Before the Prince and others began a simple dish of dates and porridge as the families of the seven people killed by the attackers were remembered.

Prince Harry sits down for iftar, breaking of the fast during Ramadan at the Jamiyah Education Centre in Singapore. Picture by Tim Rooke/PA Wire

Prince Harry sits down for iftar, breaking of the fast during Ramadan at the Jamiyah Education Centre in Singapore. Picture by Tim Rooke/PA Wire

Harry, who is on a two-day trip to Singapore, was visiting a community centre run by a Muslim-faith led voluntary welfare organisation called Jamiyah Singapore, which provides a range of services from help for recovering addicts to residential homes for young people.

Minutes before the sun went down and the call to prayer was made by an Islamic scholar, Muhammad Rafiuddin Ismail, secretary-general of Jamiyah, said: "Our thoughts go out to the families of the victims of the London terror attack last night."

Harry bowed his head as he began speaking and the secretary general added: "Let peace and harmony prevail in communities all over the world."

In a community hall Harry sat down with members of Singapore's Malay community who are mainly Muslim as the day's Ramadan fasting drew to a close.

A mufti, or Islamic scholar, made his plaintive call to prayer after the words of condolence were said and Harry bowed his head as a mark of respect as the call rang out.

His father, the Prince of Wales, has a keen in interest in Islamic culture, and other faiths, and has also promoted interfaith dialogue between religions.

Those gathered waited until 7.11pm - the moment the sun set - before the mufti completed the ceremony and the traditional iftar began - the evening meal eaten after the daily fast has ended.

The quiet room sprang to life with people talking and Harry reached for a date and popped into his mouth then licked his fingers.

A few minutes later he tucked in to a small bowl of porridge, known as bubur, as he sat at a table with other guests.

Dr Mohd Hasbi Abu Bakar, president of Jamiyah Singapore, said: "Ramadan is a time of reflection, for spending time with family and friends while giving support to those who are less fortunate.

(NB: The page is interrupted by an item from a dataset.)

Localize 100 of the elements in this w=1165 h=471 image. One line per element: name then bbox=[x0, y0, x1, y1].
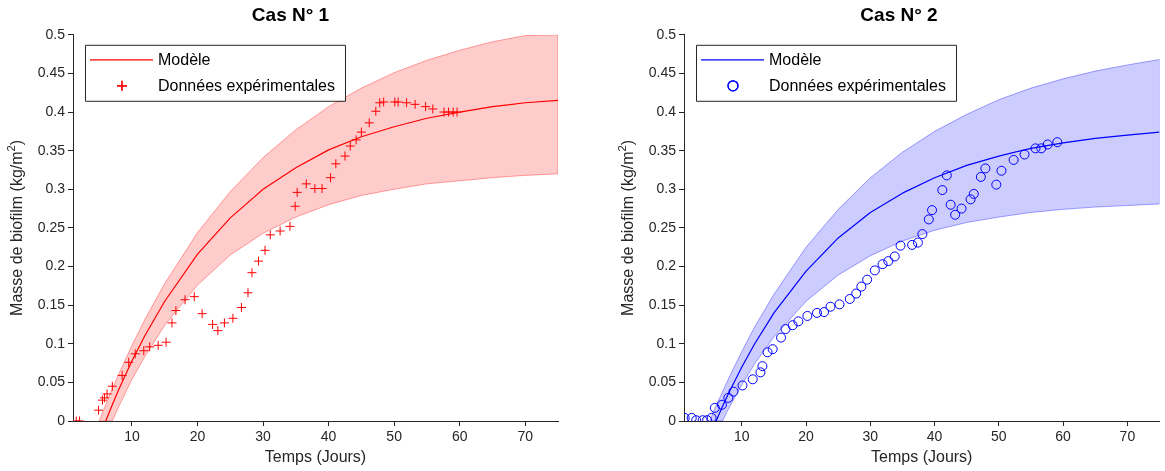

"We are honoured that Prince Harry was able to join us for this iftar and to meet with the young people that are part of the Jamiyah Singapore community."

Earlier Harry was welcomed to the centre by a group of Malay drummers, in local dress, who beat out a rhythm on a traditional instrument called a kompang.

Girls threw flower petals on the ground for the prince to walk on as he made his way to an open-air demonstration of a martial art from the region known as Silat.

Harry, who is visiting Singapore to stage his fundraising Sentebale Polo Cup on Monday, watched as the youngsters demonstrated kicks, hand thrusts and throws.